Motivation and inspiration are the starting point.

Motivation requires something to aim for. It could be a physical challenge or sporting endeavour or just getting an early start on the summer bikini body.

Inspiration can come from others. Someone who’s used fitness or exercise to make a positive change in their lives, or to recover from a potentially debilitating injury. Anyone who gets you thinking: “If they can do it, so can I”.

Both are great drivers to help you set and reach your goals. So how do you set goals that are challenging and achievable? Try using the SMART technique.

Specific and Sustainable

Research – or speak to a qualified exercise professional – about how to achieve your goal. What exercises will help you best? How and when can you do them? You’re in it for the long haul. So make sure that your programme is one you have a reasonable chance of sticking to for more than just a week or two. 


It’s vital that you see your hard work paying off. So pick a measure of improvement that suits you and the programme you’ve chosen. It could be performance related, it could be about weight or body shape or even something as simple as how well your clothes fit. The word “how” is a great guide – how many reps, how big or small, how much.


A big goal or target – lose 10 kilos or run 15k for instance – can feel daunting and affect your morale. So divide it into smaller, more easily attainable ones and each time you achieve one, set yourself the next. You’ll feel a real sense of satisfaction each time you tick off a milestone.


Make sure your programme and your goals are in sync. So if you’re a night owl, don’t commit to a dawn workout five days a week.

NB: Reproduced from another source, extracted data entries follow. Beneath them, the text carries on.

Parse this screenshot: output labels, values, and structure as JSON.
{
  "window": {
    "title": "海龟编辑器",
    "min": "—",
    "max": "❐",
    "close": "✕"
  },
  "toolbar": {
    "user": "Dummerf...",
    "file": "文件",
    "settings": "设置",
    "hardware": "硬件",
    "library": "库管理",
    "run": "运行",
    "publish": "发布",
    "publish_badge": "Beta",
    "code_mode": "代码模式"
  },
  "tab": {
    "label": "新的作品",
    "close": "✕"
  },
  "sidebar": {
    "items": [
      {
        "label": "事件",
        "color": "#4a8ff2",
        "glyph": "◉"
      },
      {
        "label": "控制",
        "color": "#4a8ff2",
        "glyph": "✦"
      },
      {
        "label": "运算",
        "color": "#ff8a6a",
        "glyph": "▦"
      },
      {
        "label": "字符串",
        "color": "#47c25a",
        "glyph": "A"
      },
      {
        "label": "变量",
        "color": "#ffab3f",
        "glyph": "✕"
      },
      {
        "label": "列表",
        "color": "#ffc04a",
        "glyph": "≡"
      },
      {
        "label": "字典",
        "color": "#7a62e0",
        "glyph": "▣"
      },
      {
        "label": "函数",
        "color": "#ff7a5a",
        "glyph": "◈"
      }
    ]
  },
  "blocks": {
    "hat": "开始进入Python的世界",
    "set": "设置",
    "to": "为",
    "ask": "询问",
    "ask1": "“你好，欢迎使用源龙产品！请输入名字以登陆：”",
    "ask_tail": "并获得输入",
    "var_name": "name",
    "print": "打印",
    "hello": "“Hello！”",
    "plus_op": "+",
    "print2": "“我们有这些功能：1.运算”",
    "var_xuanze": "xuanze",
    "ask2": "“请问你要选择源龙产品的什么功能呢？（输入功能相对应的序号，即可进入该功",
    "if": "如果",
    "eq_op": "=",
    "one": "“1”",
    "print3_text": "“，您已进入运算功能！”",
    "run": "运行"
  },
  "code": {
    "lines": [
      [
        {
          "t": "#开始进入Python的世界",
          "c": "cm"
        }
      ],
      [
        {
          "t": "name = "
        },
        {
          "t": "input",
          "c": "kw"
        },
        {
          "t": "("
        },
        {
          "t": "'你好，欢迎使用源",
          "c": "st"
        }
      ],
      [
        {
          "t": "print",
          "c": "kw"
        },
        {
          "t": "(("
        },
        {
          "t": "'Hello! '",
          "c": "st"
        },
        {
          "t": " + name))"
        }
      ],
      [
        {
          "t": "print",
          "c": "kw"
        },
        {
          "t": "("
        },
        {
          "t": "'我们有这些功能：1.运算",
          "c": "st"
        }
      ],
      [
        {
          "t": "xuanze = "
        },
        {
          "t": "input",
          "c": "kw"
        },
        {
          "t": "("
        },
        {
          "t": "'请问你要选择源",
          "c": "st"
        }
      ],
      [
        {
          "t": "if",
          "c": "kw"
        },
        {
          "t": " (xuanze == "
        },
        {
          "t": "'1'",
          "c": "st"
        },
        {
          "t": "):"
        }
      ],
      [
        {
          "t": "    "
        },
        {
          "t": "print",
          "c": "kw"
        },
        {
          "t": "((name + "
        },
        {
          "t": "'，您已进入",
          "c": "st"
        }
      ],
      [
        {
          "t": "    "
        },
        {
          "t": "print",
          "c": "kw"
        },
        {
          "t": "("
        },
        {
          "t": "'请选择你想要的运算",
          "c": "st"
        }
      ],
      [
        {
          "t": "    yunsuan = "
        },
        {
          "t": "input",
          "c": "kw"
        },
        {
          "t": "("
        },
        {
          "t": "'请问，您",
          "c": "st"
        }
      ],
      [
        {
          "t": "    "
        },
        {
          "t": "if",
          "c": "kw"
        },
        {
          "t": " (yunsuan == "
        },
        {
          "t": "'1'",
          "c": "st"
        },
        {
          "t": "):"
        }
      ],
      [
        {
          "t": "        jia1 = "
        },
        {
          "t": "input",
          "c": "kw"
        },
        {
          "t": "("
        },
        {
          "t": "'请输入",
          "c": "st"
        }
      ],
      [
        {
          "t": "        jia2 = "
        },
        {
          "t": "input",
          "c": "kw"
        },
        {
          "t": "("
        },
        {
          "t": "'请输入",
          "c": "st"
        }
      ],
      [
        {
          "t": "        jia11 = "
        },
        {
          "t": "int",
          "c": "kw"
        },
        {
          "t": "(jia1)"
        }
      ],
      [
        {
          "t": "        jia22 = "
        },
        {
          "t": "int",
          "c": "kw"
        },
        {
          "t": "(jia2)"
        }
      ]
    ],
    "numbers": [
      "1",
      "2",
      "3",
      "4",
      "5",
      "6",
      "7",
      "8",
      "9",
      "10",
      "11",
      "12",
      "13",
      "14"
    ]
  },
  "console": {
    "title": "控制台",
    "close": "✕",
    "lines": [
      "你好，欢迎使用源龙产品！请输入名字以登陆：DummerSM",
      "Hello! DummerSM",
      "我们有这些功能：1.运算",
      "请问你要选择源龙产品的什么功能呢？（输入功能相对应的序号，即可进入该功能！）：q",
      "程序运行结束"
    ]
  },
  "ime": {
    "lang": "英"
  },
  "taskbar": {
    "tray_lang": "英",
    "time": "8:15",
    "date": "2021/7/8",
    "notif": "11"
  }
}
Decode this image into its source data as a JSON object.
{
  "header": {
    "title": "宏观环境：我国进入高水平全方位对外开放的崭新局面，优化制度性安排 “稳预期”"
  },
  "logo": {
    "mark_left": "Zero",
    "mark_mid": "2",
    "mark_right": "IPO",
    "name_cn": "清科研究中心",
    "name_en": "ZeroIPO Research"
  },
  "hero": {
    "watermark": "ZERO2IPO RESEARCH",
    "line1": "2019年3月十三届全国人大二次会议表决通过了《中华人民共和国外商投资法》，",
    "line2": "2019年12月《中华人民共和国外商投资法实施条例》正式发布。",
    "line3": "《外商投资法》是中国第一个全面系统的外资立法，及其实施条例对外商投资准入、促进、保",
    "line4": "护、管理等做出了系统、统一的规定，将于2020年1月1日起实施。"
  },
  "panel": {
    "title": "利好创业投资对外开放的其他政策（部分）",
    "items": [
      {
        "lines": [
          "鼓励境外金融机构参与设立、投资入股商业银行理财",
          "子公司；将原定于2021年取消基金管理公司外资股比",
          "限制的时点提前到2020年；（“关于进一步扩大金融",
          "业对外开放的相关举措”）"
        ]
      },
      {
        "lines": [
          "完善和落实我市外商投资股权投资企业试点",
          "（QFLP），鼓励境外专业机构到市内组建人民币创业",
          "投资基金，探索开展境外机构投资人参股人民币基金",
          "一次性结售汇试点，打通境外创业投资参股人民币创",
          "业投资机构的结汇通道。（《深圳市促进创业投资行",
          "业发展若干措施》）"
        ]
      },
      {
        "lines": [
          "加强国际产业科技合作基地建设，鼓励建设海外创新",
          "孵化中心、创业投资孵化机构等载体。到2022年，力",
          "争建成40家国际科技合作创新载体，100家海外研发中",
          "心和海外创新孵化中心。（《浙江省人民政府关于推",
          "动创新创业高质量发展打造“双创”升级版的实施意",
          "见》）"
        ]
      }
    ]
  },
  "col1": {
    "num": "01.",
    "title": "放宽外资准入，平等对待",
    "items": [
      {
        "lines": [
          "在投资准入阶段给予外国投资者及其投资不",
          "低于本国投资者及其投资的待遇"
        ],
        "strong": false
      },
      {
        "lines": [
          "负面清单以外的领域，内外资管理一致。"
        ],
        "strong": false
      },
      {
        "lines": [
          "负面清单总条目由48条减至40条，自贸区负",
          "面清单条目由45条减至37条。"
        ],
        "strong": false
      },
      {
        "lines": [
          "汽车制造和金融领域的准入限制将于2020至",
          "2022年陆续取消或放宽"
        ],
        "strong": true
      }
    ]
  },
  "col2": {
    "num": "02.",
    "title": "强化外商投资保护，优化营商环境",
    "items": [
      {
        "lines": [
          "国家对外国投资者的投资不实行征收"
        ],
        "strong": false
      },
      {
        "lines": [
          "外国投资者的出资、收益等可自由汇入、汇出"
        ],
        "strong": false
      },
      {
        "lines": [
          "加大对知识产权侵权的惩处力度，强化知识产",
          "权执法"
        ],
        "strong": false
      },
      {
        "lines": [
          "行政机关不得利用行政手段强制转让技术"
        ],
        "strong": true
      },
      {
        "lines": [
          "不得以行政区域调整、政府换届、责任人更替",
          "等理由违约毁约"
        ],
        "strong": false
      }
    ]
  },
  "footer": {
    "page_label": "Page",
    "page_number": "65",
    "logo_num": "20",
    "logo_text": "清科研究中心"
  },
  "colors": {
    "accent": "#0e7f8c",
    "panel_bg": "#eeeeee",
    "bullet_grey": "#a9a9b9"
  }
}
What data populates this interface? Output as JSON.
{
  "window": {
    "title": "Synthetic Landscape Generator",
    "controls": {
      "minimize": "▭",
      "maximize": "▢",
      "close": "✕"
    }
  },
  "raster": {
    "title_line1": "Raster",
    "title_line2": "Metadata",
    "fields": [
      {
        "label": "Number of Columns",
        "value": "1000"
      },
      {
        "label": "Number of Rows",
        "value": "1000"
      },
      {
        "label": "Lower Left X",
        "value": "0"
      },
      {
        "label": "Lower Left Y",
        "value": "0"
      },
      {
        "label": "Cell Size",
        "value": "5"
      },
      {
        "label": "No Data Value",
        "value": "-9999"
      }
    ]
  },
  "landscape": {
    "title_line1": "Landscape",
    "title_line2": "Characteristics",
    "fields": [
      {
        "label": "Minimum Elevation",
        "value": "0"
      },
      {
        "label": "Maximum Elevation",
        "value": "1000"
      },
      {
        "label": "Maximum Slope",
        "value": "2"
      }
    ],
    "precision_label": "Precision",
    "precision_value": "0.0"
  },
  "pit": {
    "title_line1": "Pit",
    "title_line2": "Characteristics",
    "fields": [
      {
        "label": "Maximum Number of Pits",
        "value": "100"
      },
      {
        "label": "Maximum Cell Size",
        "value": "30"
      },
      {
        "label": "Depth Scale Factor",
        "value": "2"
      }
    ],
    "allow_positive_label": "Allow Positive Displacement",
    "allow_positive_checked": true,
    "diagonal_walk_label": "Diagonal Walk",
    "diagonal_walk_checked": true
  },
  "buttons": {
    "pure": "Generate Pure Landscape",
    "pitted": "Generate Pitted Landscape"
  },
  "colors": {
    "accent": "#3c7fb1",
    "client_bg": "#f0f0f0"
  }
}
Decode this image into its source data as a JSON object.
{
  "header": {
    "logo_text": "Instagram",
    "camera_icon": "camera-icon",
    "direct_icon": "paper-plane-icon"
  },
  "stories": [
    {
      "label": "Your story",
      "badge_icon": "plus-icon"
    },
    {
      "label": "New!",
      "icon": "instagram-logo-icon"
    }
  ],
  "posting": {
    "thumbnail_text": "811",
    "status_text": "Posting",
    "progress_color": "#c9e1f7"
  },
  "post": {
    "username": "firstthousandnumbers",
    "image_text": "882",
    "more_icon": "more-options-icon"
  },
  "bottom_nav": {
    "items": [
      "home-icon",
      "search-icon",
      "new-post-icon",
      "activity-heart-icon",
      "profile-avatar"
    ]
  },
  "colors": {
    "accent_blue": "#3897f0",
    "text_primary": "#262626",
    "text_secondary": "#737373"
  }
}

If you’re only planning to go running or hit the weights bench once a week, don’t expect to be doing a sub-40 minute 10K anytime soon.


Set a deadline for you to achieve each goal. This will help plan how your improvements should occur and make sure you don’t stagnate. Like smaller goals, shorter time periods are a great way to stay focussed.

Follow this approach and you’ll find that achieving the goals you set yourself is a lot easier than you thought it would be.